While admittedly their Europa League opponents have been less than impressive, Arsenal have been able to mostly bench their Premier League XI and let them rest for the domestic league, the idea beaing that rest would have a direct correlation to a healthier and more lethal Premier League XI.

City have all but guaranteed themselves a top 4 finish. The next 5 teams in the table, Arsenal, Chelsea, Liverpool, Manchester United, and Tottenham, are thus competing for three spots.

If I am being honest, still sitting 5th on the table at 28 points almost half way through the season causes me some anxiety. The Gunners have only collected one win against the other top 5 this season. Even with resting the players, it is fair to speculate about putting too many eggs in the Premier League top four basket, given how Arsenal are currently positioned in the table.

Factoring all this in, I still believe Arsenal have what it takes to finish in the top four this year. Ideally, in the Europa League, Wenger would keep using his current “play the kids” strategy, to see if this B Team can get us closer to the final. But the Europa League should not be the priority.

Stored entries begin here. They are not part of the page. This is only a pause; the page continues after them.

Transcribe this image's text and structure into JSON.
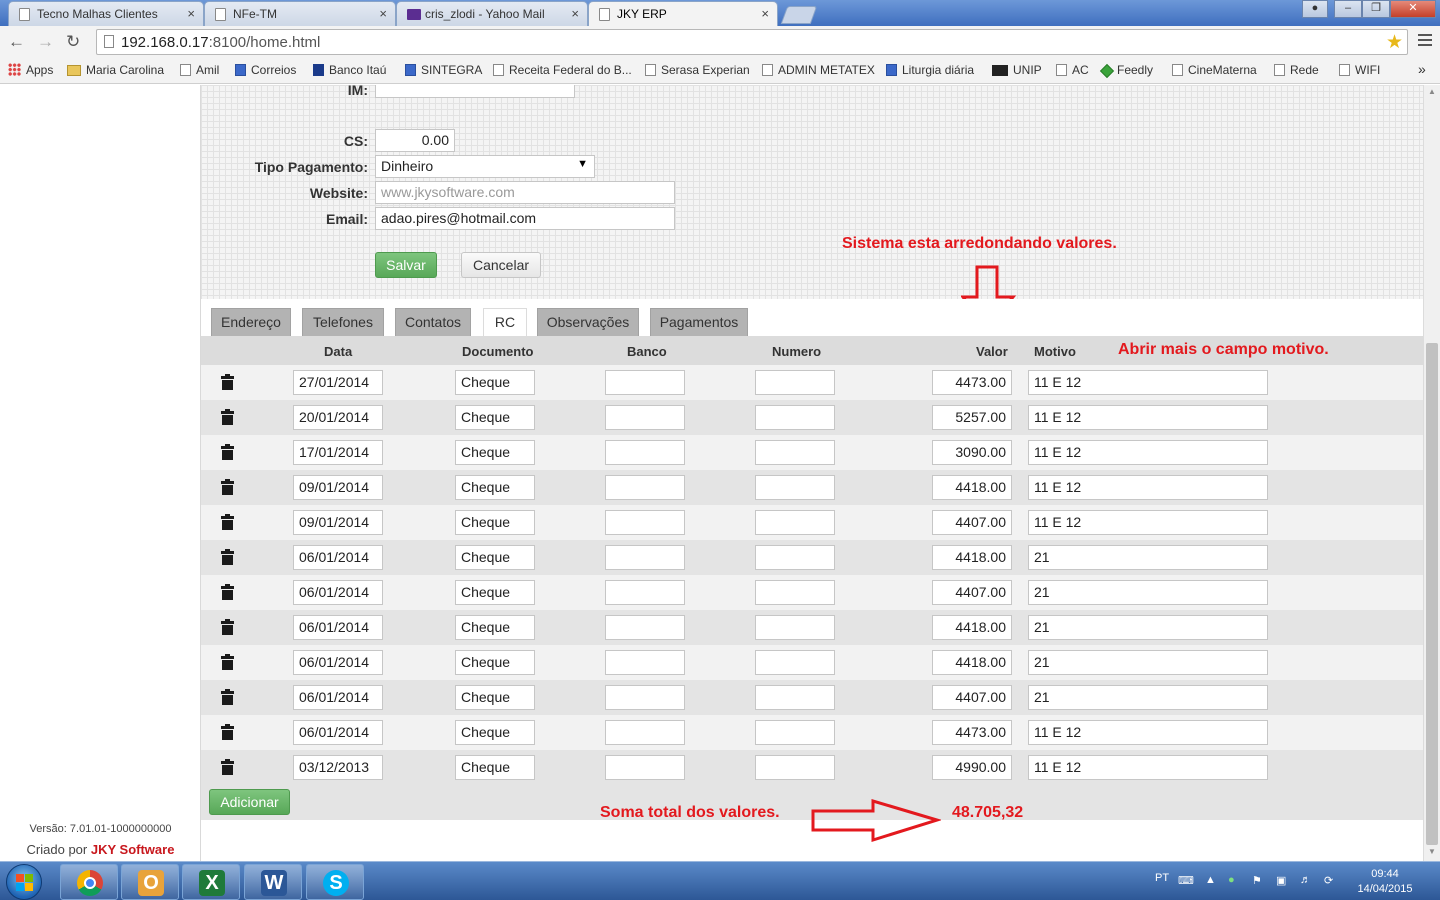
{
  "browser": {
    "tabs": [
      {
        "title": "Tecno Malhas Clientes",
        "close": "×"
      },
      {
        "title": "NFe-TM",
        "close": "×"
      },
      {
        "title": "cris_zlodi - Yahoo Mail",
        "close": "×"
      },
      {
        "title": "JKY ERP",
        "close": "×"
      }
    ],
    "url_host": "192.168.0.17",
    "url_rest": ":8100/home.html",
    "bookmarks": [
      "Apps",
      "Maria Carolina",
      "Amil",
      "Correios",
      "Banco Itaú",
      "SINTEGRA",
      "Receita Federal do B...",
      "Serasa Experian",
      "ADMIN METATEX",
      "Liturgia diária",
      "UNIP",
      "AC",
      "Feedly",
      "CineMaterna",
      "Rede",
      "WIFI"
    ],
    "more": "»"
  },
  "form": {
    "im_label": "IM:",
    "cs_label": "CS:",
    "cs_value": "0.00",
    "tipo_label": "Tipo Pagamento:",
    "tipo_value": "Dinheiro",
    "website_label": "Website:",
    "website_placeholder": "www.jkysoftware.com",
    "email_label": "Email:",
    "email_value": "adao.pires@hotmail.com",
    "save_label": "Salvar",
    "cancel_label": "Cancelar"
  },
  "tabs": [
    "Endereço",
    "Telefones",
    "Contatos",
    "RC",
    "Observações",
    "Pagamentos"
  ],
  "active_tab": "RC",
  "table": {
    "headers": [
      "Data",
      "Documento",
      "Banco",
      "Numero",
      "Valor",
      "Motivo"
    ],
    "rows": [
      {
        "data": "27/01/2014",
        "documento": "Cheque",
        "banco": "",
        "numero": "",
        "valor": "4473.00",
        "motivo": "11 E 12"
      },
      {
        "data": "20/01/2014",
        "documento": "Cheque",
        "banco": "",
        "numero": "",
        "valor": "5257.00",
        "motivo": "11 E 12"
      },
      {
        "data": "17/01/2014",
        "documento": "Cheque",
        "banco": "",
        "numero": "",
        "valor": "3090.00",
        "motivo": "11 E 12"
      },
      {
        "data": "09/01/2014",
        "documento": "Cheque",
        "banco": "",
        "numero": "",
        "valor": "4418.00",
        "motivo": "11 E 12"
      },
      {
        "data": "09/01/2014",
        "documento": "Cheque",
        "banco": "",
        "numero": "",
        "valor": "4407.00",
        "motivo": "11 E 12"
      },
      {
        "data": "06/01/2014",
        "documento": "Cheque",
        "banco": "",
        "numero": "",
        "valor": "4418.00",
        "motivo": "21"
      },
      {
        "data": "06/01/2014",
        "documento": "Cheque",
        "banco": "",
        "numero": "",
        "valor": "4407.00",
        "motivo": "21"
      },
      {
        "data": "06/01/2014",
        "documento": "Cheque",
        "banco": "",
        "numero": "",
        "valor": "4418.00",
        "motivo": "21"
      },
      {
        "data": "06/01/2014",
        "documento": "Cheque",
        "banco": "",
        "numero": "",
        "valor": "4418.00",
        "motivo": "21"
      },
      {
        "data": "06/01/2014",
        "documento": "Cheque",
        "banco": "",
        "numero": "",
        "valor": "4407.00",
        "motivo": "21"
      },
      {
        "data": "06/01/2014",
        "documento": "Cheque",
        "banco": "",
        "numero": "",
        "valor": "4473.00",
        "motivo": "11 E 12"
      },
      {
        "data": "03/12/2013",
        "documento": "Cheque",
        "banco": "",
        "numero": "",
        "valor": "4990.00",
        "motivo": "11 E 12"
      }
    ],
    "add_label": "Adicionar"
  },
  "annotations": {
    "rounding": "Sistema esta arredondando valores.",
    "motivo": "Abrir mais o campo motivo.",
    "total_label": "Soma total dos valores.",
    "total_value": "48.705,32"
  },
  "sidebar": {
    "version": "Versão: 7.01.01-1000000000",
    "created_prefix": "Criado por",
    "created_brand": "JKY Software"
  },
  "taskbar": {
    "lang": "PT",
    "time": "09:44",
    "date": "14/04/2015"
  },
  "colors": {
    "annotation": "#e3191e",
    "green_button": "#5cb85c",
    "tab_strip": "#4a7cc9"
  }
}
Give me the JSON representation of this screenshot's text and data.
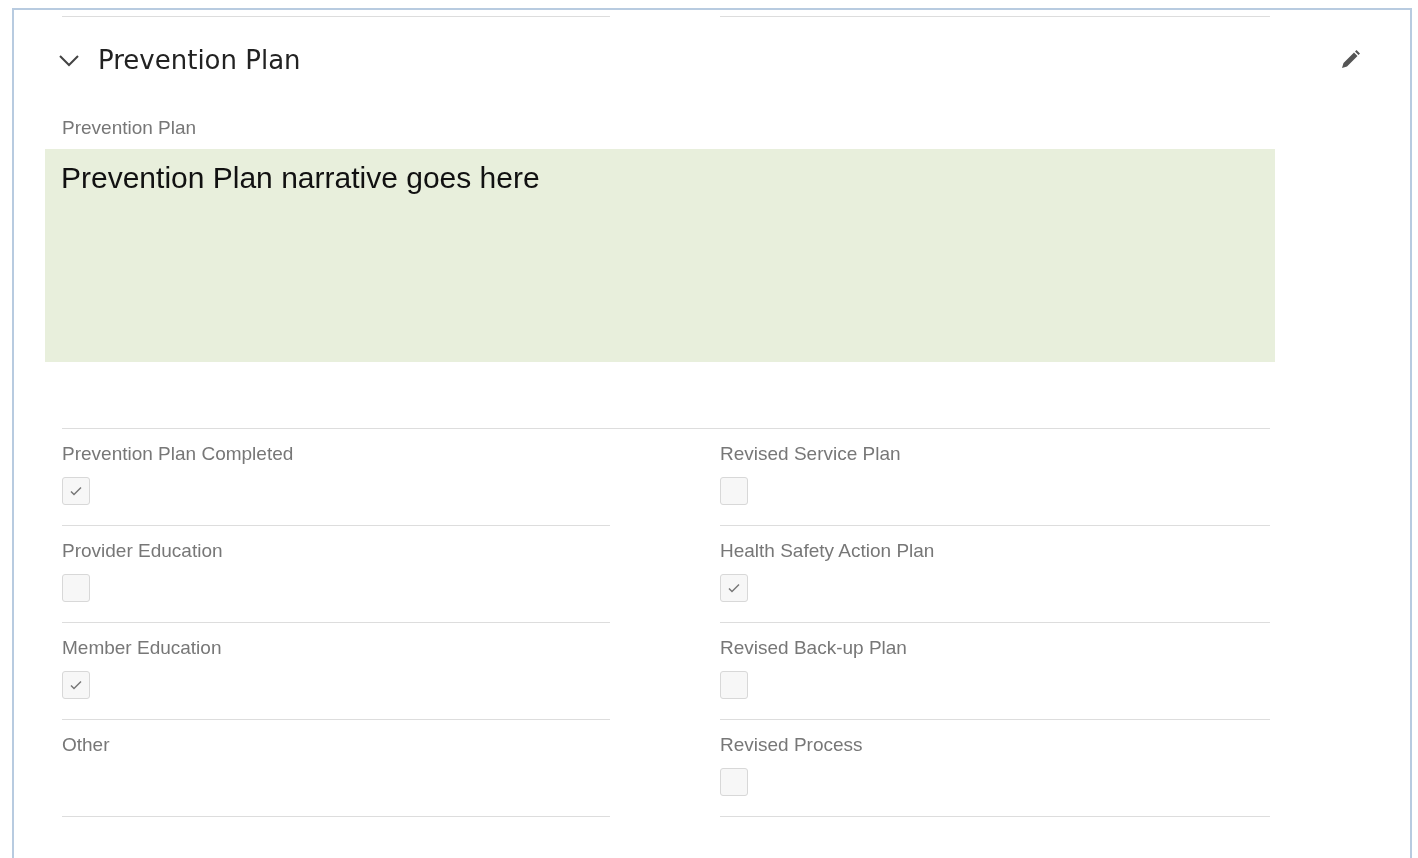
{
  "section": {
    "title": "Prevention Plan",
    "expanded": true
  },
  "narrative": {
    "label": "Prevention Plan",
    "value": "Prevention Plan narrative goes here"
  },
  "fields": [
    {
      "kind": "checkbox",
      "label": "Prevention Plan Completed",
      "checked": true
    },
    {
      "kind": "checkbox",
      "label": "Revised Service Plan",
      "checked": false
    },
    {
      "kind": "checkbox",
      "label": "Provider Education",
      "checked": false
    },
    {
      "kind": "checkbox",
      "label": "Health Safety Action Plan",
      "checked": true
    },
    {
      "kind": "checkbox",
      "label": "Member Education",
      "checked": true
    },
    {
      "kind": "checkbox",
      "label": "Revised Back-up Plan",
      "checked": false
    },
    {
      "kind": "text",
      "label": "Other"
    },
    {
      "kind": "checkbox",
      "label": "Revised Process",
      "checked": false
    }
  ]
}
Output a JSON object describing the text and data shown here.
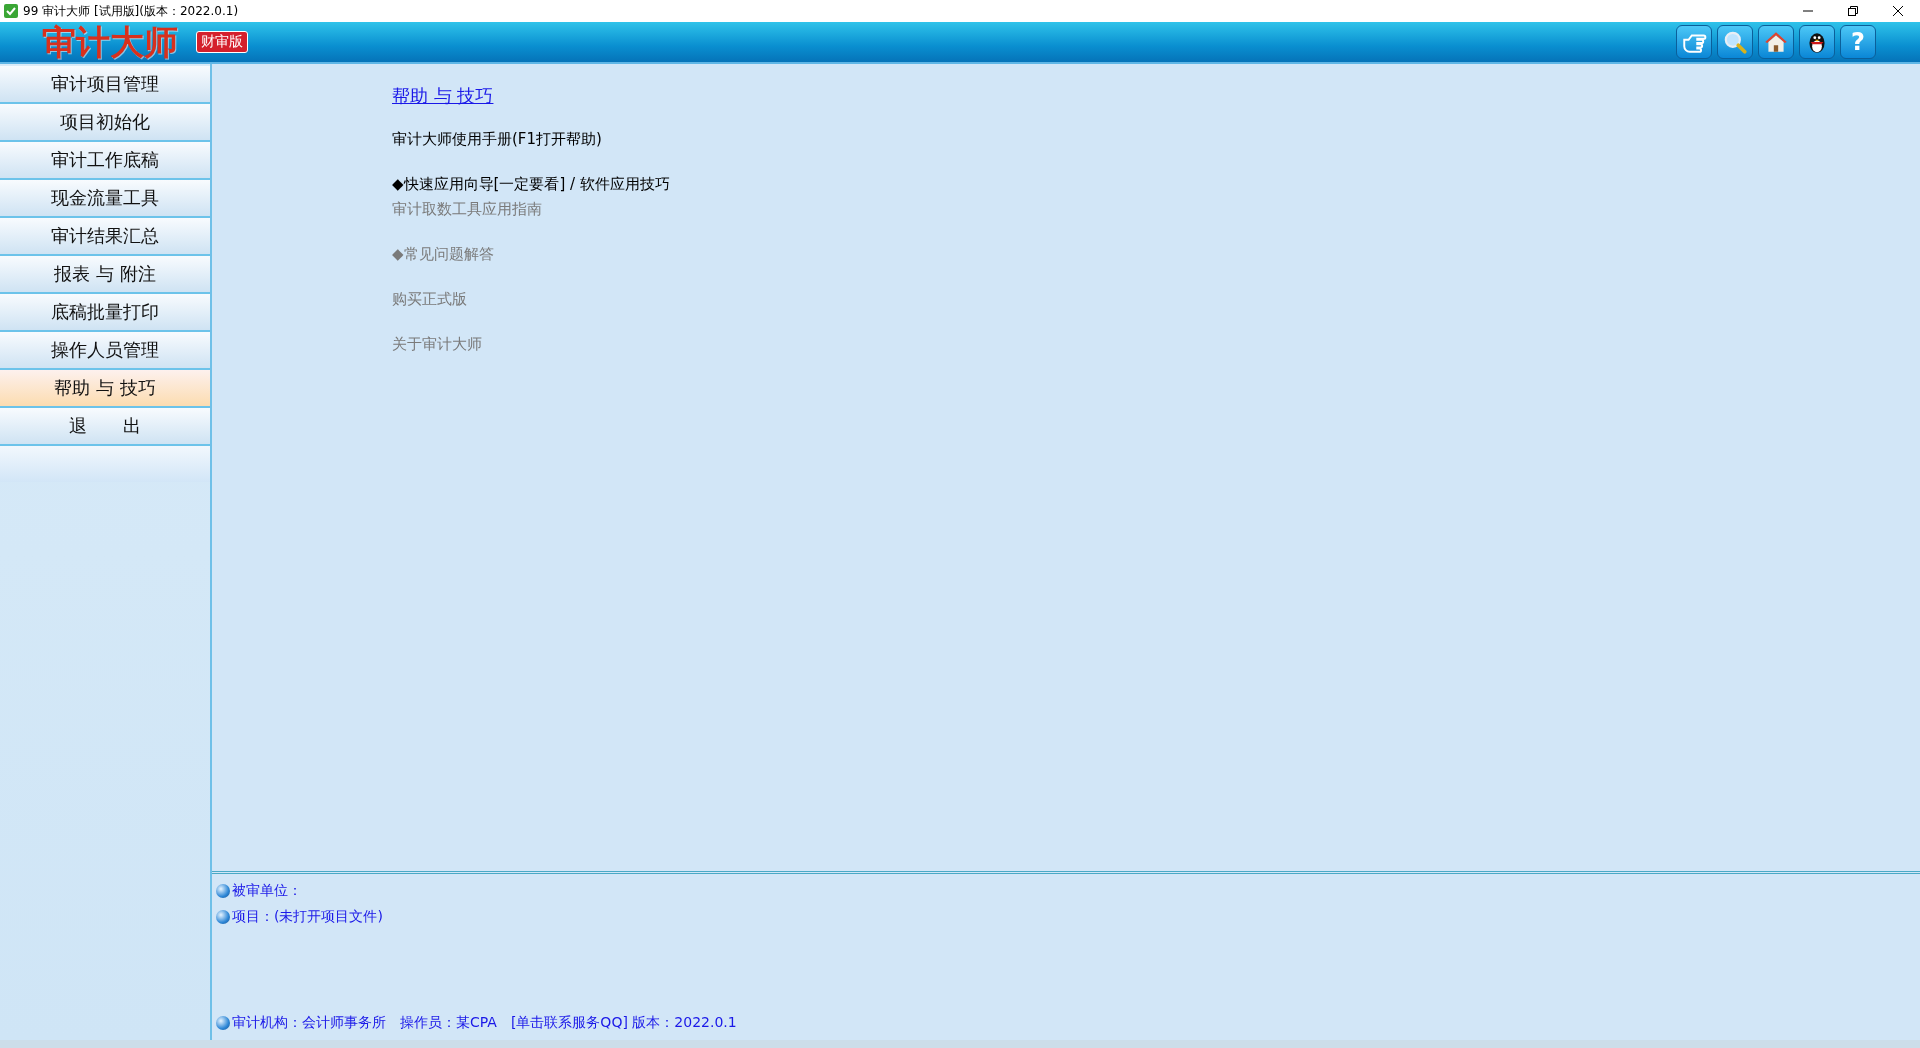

Considering All The Options

With all the rumors of Jack, Giroud, Alexis, Walcott, Mesut Özil, and more being hot transfer commodities in January, we need to consider the team we will have left for the remainder of the season. This team is not deep enough to rest their Champions League aspirations on the balance of a two leg knockout round fixture or neutral venue cup final. The Europa League maybe a good time to continue giving our youth and inconsistent starters a chance to see minutes.

Mohamed Elneny, Calum Chambers, Rob Holding, Reiss Nelson, Eddie Nketiah, Joe Willock, Francis Coquelin, Ainsley Maitland-Niles, Mathieu Debuchy, David Ospina, Alex Iwobi - the list goes on. All not getting the consistent first team minutes they seek. These are players that have the ability to prove their worth in bigger competitions while still playing against decent European opposition like those listed previously. The benefit of the strongest members of the squad being able to focus on the remaining opponents is vital to our Premier League campaign.

No fan wants to see a Liverpool-type Europa League failure in a cup final that would result in the Gunners out of Champions League play next year. United knew they didn't have the quality for a top 5 finish last year, there were no other options. Arsenal need to have the confidence to focus on England's top 4.

Despite the lack of change in our current table position, we have a better likelihood finishing ahead of 4th in the Premier League than we do winning the Europa League.